Re: [PATCH bpf-next 05/13] bpf: adding map batch processing support

Alexei Starovoitov <alexei.starovoitov@xxxxxxxxx> · Thu, 29 Aug 2019 23:58:36 -0700

On Fri, Aug 30, 2019 at 06:39:48AM +0000, Yonghong Song wrote:
> > 
> > The problem happens when you are trying to do batch lookup on a
> > hashmap and when executing bpf_map_get_next_key(map, key, next_key)
> > the key is removed, then that call will return the first key and you'd
> > start iterating the map from the beginning again and retrieve
> > duplicate information.
> 
> Right. Maybe we can have another bpf_map_ops callback function
> like 'map_batch_get_next_key' which won't fall back to the
> first key if the 'key' is not available in the hash table?

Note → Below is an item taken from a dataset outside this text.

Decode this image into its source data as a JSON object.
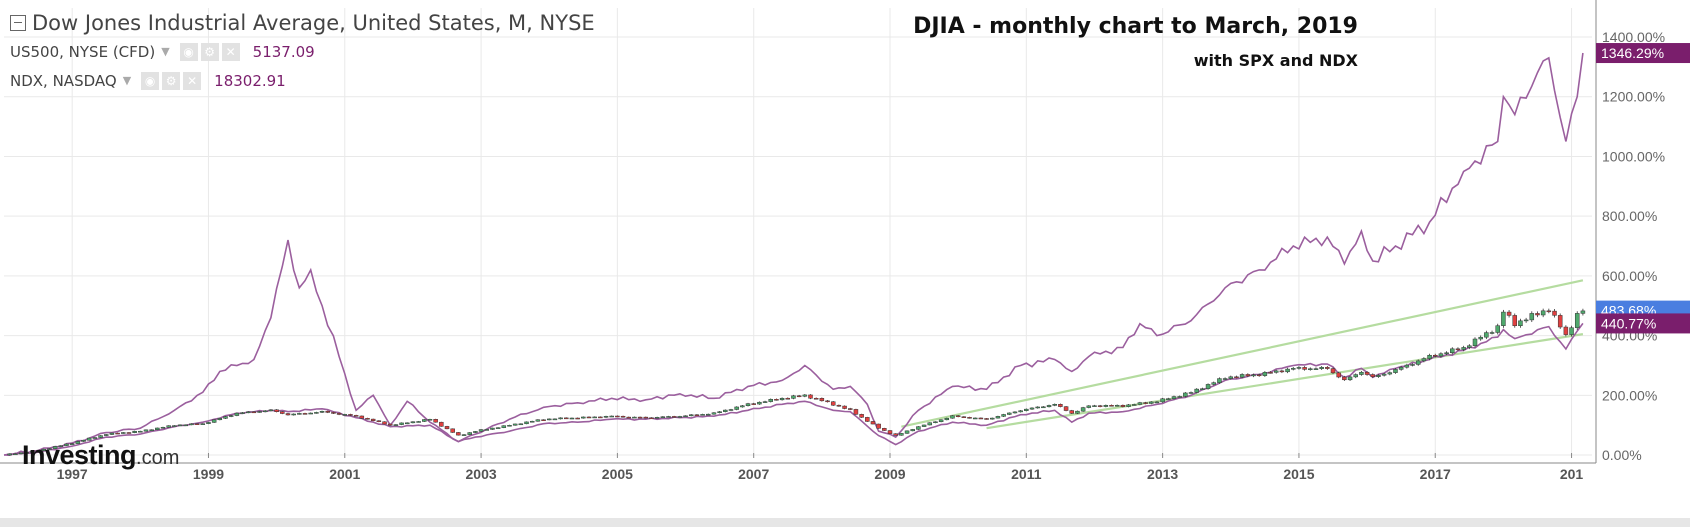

The reason I picked this get_next_key behavior long ago
because I couldn't come up with a way to pick the next key consistently.
In the hash table the elements are not sorted.
If there are more than one element in the hash table bucket
they are added to the link list in sort-of random order.
If one out of N elems in the bucket are deleted which one should be
picked next?
select_bucket() picks the bucket.
if lookup_nulls_elem_raw() cannot find the element which one in
the link list is the "right one" to continue?
Iterating over hash table without duplicates when elements
are being added and removed in parallel is a hard problem to solve.
I think "best effort" is the right answer.
When users care about consistency they should use map-in-map.